Foto: REUTERS/Charles Platiau

Frankreichs Innenminister Le Roux ist über die Scheinbeschäftigung seiner Töchter gestolpert: Die Finanzstaatsanwaltschaft in Paris eröffnete am Dienstag vorläufige Ermittlungen gegen den Politiker. Als sozialistischer Abgeordneter hatte er seine zwei Töchter als parlamentarische Assistentinnen beschäftigt und ihnen insgesamt 55.000 Euro zukommen lassen.
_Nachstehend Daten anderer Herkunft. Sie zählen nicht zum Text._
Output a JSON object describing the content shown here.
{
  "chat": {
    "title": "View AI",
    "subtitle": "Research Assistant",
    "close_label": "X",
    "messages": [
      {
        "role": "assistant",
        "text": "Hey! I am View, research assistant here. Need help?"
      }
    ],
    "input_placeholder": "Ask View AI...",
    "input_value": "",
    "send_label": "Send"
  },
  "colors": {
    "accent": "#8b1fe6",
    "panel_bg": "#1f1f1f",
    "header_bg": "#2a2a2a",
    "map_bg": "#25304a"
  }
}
Eine der Töchter war erst 15 Jahre alt und arbeitete jeweils in den Sommerferien mit Kurzzeitverträgen. Die andere war zugleich in einem Berufspraktikum in Belgien eingeschrieben. Wenige Stunden nach der eingeleiteten Untersuchung gab der einflussreiche Minister seinen Rücktritt bekannt. Sein Nachfolger wird Handels-Staatssekretär Matthias Fekl.
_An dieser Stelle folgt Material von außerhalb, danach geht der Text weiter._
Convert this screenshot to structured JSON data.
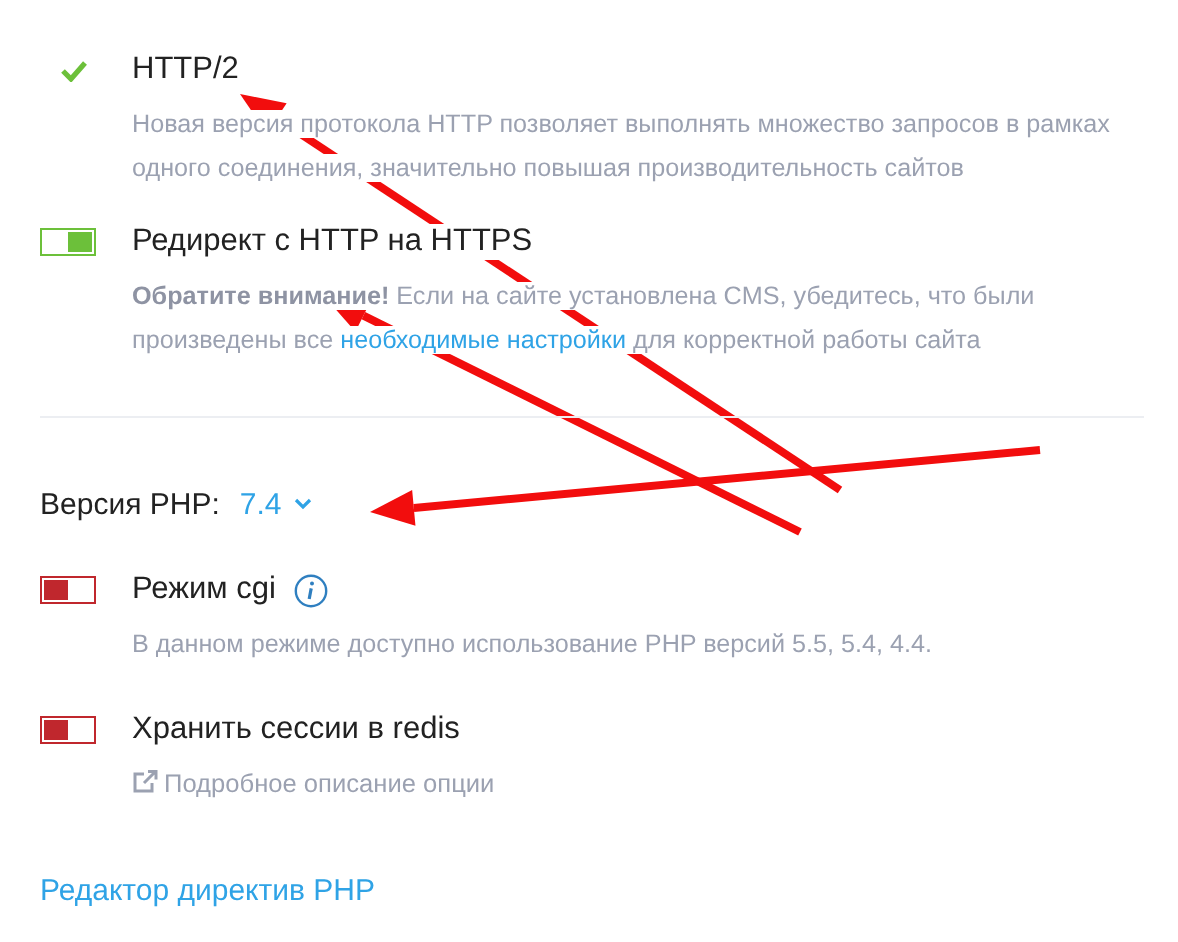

Le Roux verteidigte sich auch gegen den Vorwurf, wie der Konservative François Fillon gehandelt zu haben, der in einer ähnlichen Affäre unter Druck steht. Es wird angenommen, dass Staatschef François Hollande seinen langjährigen Vertrauten opferte, um indirekt die Position Fillons zu schwächen. Die Sozialisten können nun auf ihre prompte Reaktion verweisen, während die Republikaner an ihrem von der Justiz verfolgten Kandidaten schnöde festhalten.

Fillon steht damit noch schlechter da als bisher. In Umfragen kam er vor der TV-Debatte am Montagabend nur noch auf 17 Prozent Stimmen, während der Unabhängige Emmanuel Macron und Rechtsextremistin Marine Le Pen vom Front National mit 26 Prozent führen.

Alle gegen Macron

Bei der TV-Debatte am Montagabend lautete das Motto ganz offensichtlich "Alle gegen Macron". Der erst 39-Jährige Parteilose, der sich in seinem ersten Wahlkampf als frecher Überflieger gebärdete, geriet in der dreistündigen, teilweise sehr hitzigen Debatte von allen Seiten unter Beschuss. Der Konservative Fillon warf ihm vor, er setze den konturenlosen Kurs von Präsident Hollande fort; der Sozialist Benoît Hamon fragte den Exbanker nach seinen heimlichen Geldgebern; der Linke Jean-Luc Mélenchon unterstellte ihm eine zu große Nähe zur deutschen Kanzlerin Angela Merkel – und die Rechtspopulistin Le Pen hielt ihm vor, er nehme die islamistische Bedrohung nicht ernst.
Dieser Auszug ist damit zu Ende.